Learning Forum

[halamohmmed7]

Hello. Please I need help regarding how can I calculate the normal component of the Poynting vector directly from the far-field Electric fields ? I used the following script, but it did not work:
mon_name = "xz";
f = getdata(mon_name, "f");
# Get the electric field components in the far field
E_squared = farfield2d(mon_name, 1, 2000);
theta = farfieldangle("xz"); # Get angle data if needed for integration
# Calculate the normal component of the Poynting vector using pre-defined constants
epsilon0 = 8.854187817e-12; # Permittivity of free space
Poynting_normal = sqrt(epsilon0 / mu0) * E_squared;
# Integrate the Poynting vector over the specified solid angle
x=getdata(mon_name,"x");
z=getdata(mon_name,"z");
T2 = 0.5 * integrate(Poynting_normal); # Power in watts
# get power injected by source (Watts)
sp=sourcepower(f);
# Normalize to source power
T2 = T2 / sp;
?"Total Scattered Power: " + num2str(T2);
?"Source power (Watts): "+num2str(sp);

[Guilin Sun]

It is E cross conj(H) in near or farfield.

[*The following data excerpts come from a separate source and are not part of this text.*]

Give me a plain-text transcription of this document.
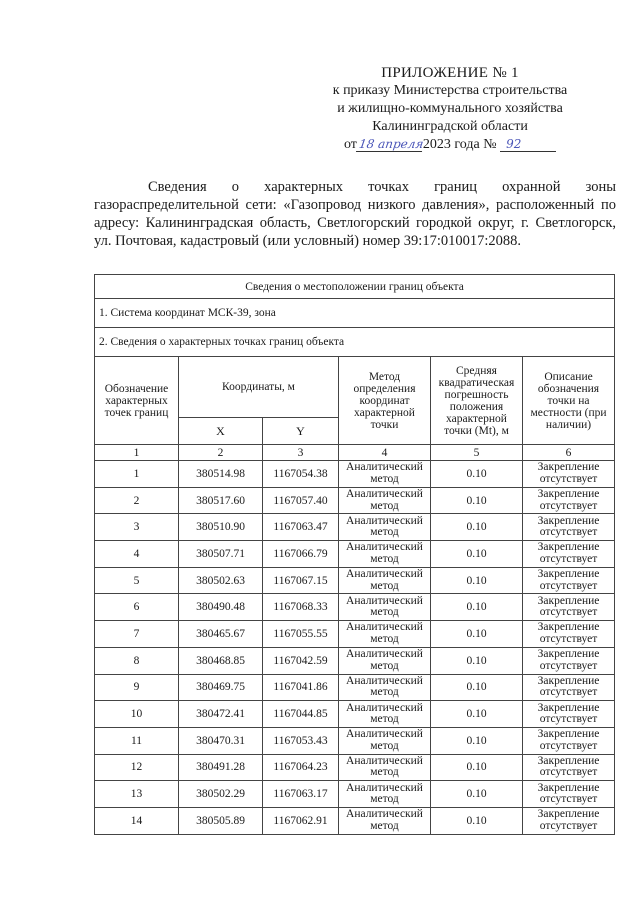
ПРИЛОЖЕНИЕ № 1
к приказу Министерства строительства
и жилищно-коммунального хозяйства
Калининградской области
от18 апреля2023 года № 92
Сведения о характерных точках границ охранной зоны газораспределительной сети: «Газопровод низкого давления», расположенный по адресу: Калининградская область, Светлогорский городкой округ, г. Светлогорск, ул. Почтовая, кадастровый (или условный) номер 39:17:010017:2088.
Сведения о местоположении границ объекта					
1. Система координат МСК-39, зона					
2. Сведения о характерных точках границ объекта					
Обозначение характерных точек границ	Координаты, м		Метод определения координат характерной точки	Средняя квадратическая погрешность положения характерной точки (Mt), м	Описание обозначения точки на местности (при наличии)
	X	Y			
1	2	3	4	5	6
1	380514.98	1167054.38	Аналитический метод	0.10	Закрепление отсутствует
2	380517.60	1167057.40	Аналитический метод	0.10	Закрепление отсутствует
3	380510.90	1167063.47	Аналитический метод	0.10	Закрепление отсутствует
4	380507.71	1167066.79	Аналитический метод	0.10	Закрепление отсутствует
5	380502.63	1167067.15	Аналитический метод	0.10	Закрепление отсутствует
6	380490.48	1167068.33	Аналитический метод	0.10	Закрепление отсутствует
7	380465.67	1167055.55	Аналитический метод	0.10	Закрепление отсутствует
8	380468.85	1167042.59	Аналитический метод	0.10	Закрепление отсутствует
9	380469.75	1167041.86	Аналитический метод	0.10	Закрепление отсутствует
10	380472.41	1167044.85	Аналитический метод	0.10	Закрепление отсутствует
11	380470.31	1167053.43	Аналитический метод	0.10	Закрепление отсутствует
12	380491.28	1167064.23	Аналитический метод	0.10	Закрепление отсутствует
13	380502.29	1167063.17	Аналитический метод	0.10	Закрепление отсутствует
14	380505.89	1167062.91	Аналитический метод	0.10	Закрепление отсутствует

You will need first to get E field, and then use plane wave approximaiton, H=E/eta where eta is the impedance of the material usually it is n=1, and eta=120pi. or by farfield exact:  https://optics.ansys.com/hc/en-us/articles/360034914773-Calculating-magnetic-fields-in-far-field-projections

Please note that now farfieldexact can directly give H fields: https://optics.ansys.com/hc/en-us/articles/360034930733-farfieldexact3d-Script-command so you do not need to solve the discrete Maxwell equations.